Hello hungry peoples,
Following on from last week, this is a recipe for an easy yet refined home-made custard to go with your Cut Head Sponge Pudding. I believe a good custard recipe is one of life’s essentials. I like to use a mix of cream and milk to make it decadent but not overwhelming. The use of cornflour also guarantees that your custard will be lovely and thick. At Christmas I also add a bit of brandy to go with the Xmas pudding. It can also make the most amazing vanilla slice (coming next week!). The secret to a good custard is lots of love and care (e.g. stirring) to prevent the dreaded lumpy scrambled egg custard. I am on principle against straining anything from custards to gravies. It is much preferable to get it right the first time than to try to save something that is substandard. Let’s get into it!
Vanilla Custard
Prep time: 10 minutes
Cook time: 20 minutes
Total time: 30 minutes
Yield: 8 serves
Calories per serving: 409
Ingredients
- 400 ml cream
- 400 ml milk
- 1/2 cup castor sugar
- 6 egg yolks
- 50g butter
- 1/3 cup cornflour
- 2 tsp vanilla paste
Cooking Directions
- Melt the 50 g butter in a medium saucepan. Add the 1/3 cup cornflour and whisk into a white paste. Cook slightly.
- Add cream, milk and sugar and heat until the sugar has dissolved but not to boiling point. Stir often (this helps to prevent lumps).
- Add the six egg yolks and continue regularly whisking.
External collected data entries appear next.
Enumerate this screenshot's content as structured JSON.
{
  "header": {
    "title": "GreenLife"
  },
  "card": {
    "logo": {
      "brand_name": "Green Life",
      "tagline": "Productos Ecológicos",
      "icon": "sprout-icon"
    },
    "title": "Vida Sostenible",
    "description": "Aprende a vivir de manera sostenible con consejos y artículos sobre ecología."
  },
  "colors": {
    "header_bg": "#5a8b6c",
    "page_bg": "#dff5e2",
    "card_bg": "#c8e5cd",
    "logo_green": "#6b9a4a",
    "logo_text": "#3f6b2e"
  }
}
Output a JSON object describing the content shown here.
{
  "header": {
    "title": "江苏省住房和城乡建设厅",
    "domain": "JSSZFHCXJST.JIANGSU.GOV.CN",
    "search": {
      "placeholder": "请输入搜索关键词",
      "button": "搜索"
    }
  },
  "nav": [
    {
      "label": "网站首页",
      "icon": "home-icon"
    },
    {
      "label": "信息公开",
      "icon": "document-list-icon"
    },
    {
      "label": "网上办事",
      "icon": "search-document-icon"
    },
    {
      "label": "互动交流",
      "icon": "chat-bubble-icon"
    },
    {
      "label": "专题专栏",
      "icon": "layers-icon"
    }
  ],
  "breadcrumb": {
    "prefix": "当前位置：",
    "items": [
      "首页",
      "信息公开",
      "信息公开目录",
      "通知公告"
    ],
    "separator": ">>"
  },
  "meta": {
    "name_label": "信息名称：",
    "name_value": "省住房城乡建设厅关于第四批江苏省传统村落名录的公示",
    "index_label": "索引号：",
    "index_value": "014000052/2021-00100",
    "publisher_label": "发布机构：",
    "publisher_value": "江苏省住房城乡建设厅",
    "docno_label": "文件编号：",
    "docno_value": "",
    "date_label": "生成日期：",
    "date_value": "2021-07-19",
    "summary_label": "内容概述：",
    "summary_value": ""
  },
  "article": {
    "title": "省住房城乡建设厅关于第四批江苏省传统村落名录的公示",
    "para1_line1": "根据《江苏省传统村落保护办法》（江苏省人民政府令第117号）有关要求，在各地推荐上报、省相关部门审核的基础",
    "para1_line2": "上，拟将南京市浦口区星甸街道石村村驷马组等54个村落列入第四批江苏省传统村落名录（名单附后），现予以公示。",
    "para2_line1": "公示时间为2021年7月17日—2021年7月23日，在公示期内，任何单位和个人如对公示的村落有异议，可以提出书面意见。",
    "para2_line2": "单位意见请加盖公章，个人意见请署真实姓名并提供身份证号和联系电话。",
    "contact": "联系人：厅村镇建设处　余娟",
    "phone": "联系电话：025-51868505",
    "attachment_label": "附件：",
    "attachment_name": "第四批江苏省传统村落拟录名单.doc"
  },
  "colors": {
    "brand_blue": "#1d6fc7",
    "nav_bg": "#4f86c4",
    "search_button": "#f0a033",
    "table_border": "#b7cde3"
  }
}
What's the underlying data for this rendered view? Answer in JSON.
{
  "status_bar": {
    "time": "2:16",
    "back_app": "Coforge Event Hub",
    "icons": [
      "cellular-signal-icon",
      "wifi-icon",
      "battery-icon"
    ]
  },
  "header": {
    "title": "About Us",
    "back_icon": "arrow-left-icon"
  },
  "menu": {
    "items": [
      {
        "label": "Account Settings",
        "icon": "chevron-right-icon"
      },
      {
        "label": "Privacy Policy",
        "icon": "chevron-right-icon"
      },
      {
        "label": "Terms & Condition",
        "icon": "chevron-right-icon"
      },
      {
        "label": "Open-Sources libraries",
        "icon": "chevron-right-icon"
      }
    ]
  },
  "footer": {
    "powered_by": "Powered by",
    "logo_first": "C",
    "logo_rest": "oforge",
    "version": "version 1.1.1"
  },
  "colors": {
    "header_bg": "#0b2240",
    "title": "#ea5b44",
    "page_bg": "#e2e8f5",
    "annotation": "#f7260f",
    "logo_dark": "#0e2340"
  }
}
Try to do this quickly so you don’t end up with chunks of scrambled egg in your custard (ergh).
- Once the custard is thick, take off the heat and add 2 tsp of vanilla paste. That’s it, you’re done!
Difficulty: Easy peasy
Karen, I’ve been waiting for this since last week when you shared the ‘cut head’ pudding. This custard sounds fantastic.